Facing a revenue shortfall, the Los Osos Community Services District (LOCSD) is gearing up to raise its water rates—again.

On April 11, the LOCSD board of directors directed district staff to set a June 15 hearing and issue public notice per Proposition 218 (which essentially requires public notice and approval for rate changes) to pave the way for a new, three-year water rate structure.

Under the proposed new rate structure, a typical LOCSD water bill would jump 32 percent on July 1, from $107 to $141 based on 1,200 cubic feet of water consumption. Then, in the ensuing two years, the bills would increase to $158 and $176, respectively. Those rates compare to a $164 bill with Golden State Water Company, another purveyor in Los Osos, assuming the same amount of water usage, according to a district staff report.

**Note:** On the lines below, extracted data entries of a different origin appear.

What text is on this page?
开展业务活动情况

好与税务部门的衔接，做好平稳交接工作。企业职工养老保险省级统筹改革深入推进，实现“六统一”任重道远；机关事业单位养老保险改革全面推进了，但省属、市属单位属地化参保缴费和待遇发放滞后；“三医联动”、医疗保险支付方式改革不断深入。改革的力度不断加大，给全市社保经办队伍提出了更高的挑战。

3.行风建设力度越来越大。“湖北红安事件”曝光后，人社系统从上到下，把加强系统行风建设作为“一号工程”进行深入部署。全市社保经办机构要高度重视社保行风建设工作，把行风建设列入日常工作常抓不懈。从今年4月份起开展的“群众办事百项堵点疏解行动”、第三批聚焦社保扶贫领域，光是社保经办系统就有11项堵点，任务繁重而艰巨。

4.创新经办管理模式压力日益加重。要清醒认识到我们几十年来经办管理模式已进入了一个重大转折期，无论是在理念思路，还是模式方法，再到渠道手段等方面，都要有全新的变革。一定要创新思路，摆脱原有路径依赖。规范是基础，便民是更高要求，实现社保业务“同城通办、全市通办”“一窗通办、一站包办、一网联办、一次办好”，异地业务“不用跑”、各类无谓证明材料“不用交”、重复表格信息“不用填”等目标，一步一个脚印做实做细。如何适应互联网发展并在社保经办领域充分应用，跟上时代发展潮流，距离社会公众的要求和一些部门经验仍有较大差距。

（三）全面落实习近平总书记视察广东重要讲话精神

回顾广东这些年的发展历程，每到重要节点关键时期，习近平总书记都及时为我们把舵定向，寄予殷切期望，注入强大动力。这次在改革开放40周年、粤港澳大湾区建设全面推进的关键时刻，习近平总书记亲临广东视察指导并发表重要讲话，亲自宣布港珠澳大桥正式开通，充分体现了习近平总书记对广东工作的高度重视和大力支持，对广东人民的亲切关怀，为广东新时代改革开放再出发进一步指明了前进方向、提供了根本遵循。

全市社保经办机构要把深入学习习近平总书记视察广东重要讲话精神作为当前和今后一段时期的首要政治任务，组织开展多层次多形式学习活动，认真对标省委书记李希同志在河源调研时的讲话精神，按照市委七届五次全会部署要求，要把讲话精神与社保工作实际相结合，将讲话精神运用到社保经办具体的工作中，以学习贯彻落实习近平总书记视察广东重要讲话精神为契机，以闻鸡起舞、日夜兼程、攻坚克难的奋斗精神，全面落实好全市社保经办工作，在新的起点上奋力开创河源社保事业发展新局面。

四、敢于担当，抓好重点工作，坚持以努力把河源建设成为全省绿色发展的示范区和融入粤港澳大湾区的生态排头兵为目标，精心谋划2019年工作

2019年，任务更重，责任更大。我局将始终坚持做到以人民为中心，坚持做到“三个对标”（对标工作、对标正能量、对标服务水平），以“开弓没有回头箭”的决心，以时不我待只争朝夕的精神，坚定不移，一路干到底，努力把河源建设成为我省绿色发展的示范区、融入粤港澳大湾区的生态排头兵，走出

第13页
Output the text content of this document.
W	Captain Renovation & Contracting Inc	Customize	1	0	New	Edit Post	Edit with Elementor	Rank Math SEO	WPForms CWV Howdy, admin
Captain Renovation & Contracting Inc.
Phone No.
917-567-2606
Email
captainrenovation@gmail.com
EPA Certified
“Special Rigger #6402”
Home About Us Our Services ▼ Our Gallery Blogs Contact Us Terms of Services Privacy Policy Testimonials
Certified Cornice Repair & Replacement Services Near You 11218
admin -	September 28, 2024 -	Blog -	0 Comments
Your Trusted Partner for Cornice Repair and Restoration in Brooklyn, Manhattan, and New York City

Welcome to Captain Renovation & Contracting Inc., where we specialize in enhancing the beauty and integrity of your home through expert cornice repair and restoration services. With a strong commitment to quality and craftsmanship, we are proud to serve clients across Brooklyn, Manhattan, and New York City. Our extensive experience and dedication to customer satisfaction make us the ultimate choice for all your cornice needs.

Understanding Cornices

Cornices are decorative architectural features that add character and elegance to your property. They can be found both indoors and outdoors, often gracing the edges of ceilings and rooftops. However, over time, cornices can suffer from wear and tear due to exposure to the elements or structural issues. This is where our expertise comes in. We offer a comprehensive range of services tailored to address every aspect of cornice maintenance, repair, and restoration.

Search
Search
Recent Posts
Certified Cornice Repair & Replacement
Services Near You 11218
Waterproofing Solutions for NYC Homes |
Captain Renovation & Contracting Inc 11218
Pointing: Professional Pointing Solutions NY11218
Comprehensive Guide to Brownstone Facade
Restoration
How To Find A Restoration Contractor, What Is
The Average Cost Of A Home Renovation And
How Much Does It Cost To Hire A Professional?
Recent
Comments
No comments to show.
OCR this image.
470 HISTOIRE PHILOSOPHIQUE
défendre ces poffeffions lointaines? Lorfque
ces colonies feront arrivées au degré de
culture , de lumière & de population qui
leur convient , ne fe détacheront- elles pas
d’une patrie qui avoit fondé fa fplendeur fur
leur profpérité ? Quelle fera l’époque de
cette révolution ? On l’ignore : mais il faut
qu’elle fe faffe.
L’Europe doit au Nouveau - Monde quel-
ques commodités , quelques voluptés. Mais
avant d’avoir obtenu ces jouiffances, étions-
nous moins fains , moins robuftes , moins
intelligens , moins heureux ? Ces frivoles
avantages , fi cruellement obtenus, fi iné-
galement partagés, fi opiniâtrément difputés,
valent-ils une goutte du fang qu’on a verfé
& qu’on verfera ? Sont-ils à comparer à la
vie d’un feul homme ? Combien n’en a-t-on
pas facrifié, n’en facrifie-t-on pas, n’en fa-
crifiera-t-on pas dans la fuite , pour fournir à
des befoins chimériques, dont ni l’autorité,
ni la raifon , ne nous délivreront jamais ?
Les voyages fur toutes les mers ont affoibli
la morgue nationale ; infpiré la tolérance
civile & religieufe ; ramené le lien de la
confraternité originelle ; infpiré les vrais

The LOCSD says it simply needs more funds because Los Osos water purveyors are on the hook for completing several capital projects under the court-approved Los Osos Basin Management Plan. The plan’s purpose is to stabilize the Los Osos Valley Groundwater Basin, which is threatened by nitrate contamination and seawater intrusion. The LOCSD needs more revenue to jump-start the projects. Those include drilling two new wells on the east side of town, away from the coast where seawater is leaking in.

“Those can’t be delayed any further; they need to proceed,” said Rob Miller, a Wallace Group engineer who contracts with the LOCSD. “Seawater intrusion continues to advance [into the basin].”

The LOCSD last hiked its water rates in 2014, but customers have conserved so much water since then that the revenue projections at the time turned out to be severe underestimates. Water sales have decreased by 30 percent since 2013, and the district missed its revenue targets by about $300,000, according to the staff report.